"You look such a silly fool!" Nan told him relentlessly.
Thus passed the moment of exaltation and expansion. If Keith had come home to dine, it is probable that the barrier between them—of which he was only dimly conscious—would have been broken. But by midnight Nan had, as she imagined, "thought out" the situation. She was able to see him now through eyes purged of self-pity or self-thought. She came to full realization, which she formulated to herself, that she was not now the central point of his interest—that she was "no longer" the central point, as she expressed it. She was right also in her conclusion that all day long he hardly gave her more than a perfunctory thought. So far, her facts were absolutely correct. But Nan was, in spite of her natural good mind and married experience, too ignorant of man psychology to draw the true conclusion. Indeed, very few women ever realize man's possibilities of single-minded purpose and concentration to the temporary exclusion of other things. Keith's whole being was carried by this moral movement in which he was involved. He simply took Nan for granted; and that is something a woman never gets used to, and always misinterprets.
"He no longer loves me!" she said to herself, in this hour of plain thinking. She faced it squarely; and her heart sank to the depths; for she still loved him, and the sight of him that afternoon amid the guns had told her how much.

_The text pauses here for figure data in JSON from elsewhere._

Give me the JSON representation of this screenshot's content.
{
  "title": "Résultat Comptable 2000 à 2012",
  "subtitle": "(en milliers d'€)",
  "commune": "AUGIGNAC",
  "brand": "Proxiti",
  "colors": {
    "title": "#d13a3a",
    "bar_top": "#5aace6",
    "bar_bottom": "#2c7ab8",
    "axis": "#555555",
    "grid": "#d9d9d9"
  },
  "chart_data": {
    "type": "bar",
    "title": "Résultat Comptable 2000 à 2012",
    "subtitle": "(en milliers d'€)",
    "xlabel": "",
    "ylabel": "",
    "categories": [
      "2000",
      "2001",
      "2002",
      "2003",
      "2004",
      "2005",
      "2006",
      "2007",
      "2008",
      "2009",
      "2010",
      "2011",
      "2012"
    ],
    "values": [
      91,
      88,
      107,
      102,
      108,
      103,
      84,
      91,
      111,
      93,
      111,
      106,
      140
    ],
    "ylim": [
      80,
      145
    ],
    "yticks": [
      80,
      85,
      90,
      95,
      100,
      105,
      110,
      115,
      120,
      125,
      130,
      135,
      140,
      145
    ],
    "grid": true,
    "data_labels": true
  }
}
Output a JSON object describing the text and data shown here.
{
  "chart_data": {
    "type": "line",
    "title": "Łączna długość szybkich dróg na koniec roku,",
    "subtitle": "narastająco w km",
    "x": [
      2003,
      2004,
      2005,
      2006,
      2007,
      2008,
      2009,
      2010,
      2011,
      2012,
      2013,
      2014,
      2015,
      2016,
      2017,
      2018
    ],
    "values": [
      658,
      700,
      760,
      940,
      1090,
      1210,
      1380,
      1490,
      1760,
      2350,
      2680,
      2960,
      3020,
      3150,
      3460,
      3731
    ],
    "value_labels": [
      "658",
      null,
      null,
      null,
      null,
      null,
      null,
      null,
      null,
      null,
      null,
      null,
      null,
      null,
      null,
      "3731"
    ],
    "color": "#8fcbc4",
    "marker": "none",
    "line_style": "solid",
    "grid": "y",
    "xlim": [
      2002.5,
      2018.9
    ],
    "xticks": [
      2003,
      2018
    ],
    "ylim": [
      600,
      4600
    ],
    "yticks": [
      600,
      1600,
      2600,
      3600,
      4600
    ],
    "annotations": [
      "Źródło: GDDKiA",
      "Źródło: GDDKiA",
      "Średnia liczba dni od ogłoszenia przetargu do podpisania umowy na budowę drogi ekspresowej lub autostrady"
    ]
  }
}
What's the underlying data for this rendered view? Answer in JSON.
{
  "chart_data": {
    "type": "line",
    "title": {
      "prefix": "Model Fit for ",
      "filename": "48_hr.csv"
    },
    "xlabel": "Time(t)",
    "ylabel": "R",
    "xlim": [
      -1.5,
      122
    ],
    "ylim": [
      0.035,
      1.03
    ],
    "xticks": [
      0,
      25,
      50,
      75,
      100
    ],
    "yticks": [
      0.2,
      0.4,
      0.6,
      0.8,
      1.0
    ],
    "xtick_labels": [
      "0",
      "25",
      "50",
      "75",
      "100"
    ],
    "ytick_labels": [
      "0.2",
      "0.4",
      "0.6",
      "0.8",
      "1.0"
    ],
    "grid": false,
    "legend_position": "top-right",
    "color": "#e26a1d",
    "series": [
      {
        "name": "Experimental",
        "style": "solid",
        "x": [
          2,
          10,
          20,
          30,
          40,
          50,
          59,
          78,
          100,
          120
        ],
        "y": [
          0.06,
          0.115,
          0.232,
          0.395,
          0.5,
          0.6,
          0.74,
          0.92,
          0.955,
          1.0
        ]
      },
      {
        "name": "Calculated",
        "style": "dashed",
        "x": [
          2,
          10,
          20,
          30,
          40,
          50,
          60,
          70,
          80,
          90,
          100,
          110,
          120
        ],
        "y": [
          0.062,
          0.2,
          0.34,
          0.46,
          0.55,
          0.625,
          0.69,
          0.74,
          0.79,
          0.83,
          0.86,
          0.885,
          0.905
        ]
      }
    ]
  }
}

But her next thought was not of herself, but of him, and the situation in which, he was working out his destiny. "How can I best help?" she asked herself, which showed that the spirit aroused in her that afternoon had not in reality died. And her intellect relentlessly pointed out to her that her only aid would come from her self-effacement, her standing one side. When the great work was done, then, perhaps—
So affairs in the Keith household went on exactly as before. Nobody but Gringo knew that anything had happened; and he only realized that the universe had suffered an upheaval, so that now mistresses might kick their poor defenceless dogs in the stomach.
LXIII
Casey was safely in custody. Cora also had been taken on a second trip to the jail. They had been escorted into the headquarters, the doors of which had closed behind them and behind the armed men who guarded them. The streets were filled with an orderly crowd. They waited with that same absence of excitement, impatience, or tumult so characteristic of all the popular gatherings of that earnest time, save when the upholders of the law were gathered. After a long interval one of the committeemen, Dows by name, appeared at an upper window. He did not have to appeal for attention, and had barely to raise his voice.
"It is not the intention of the committee to be hasty," he announced.
"Nothing more will be done to-day."
Silence greeted this statement. At last some one spoke up:
"Where are Casey and Cora?" he asked.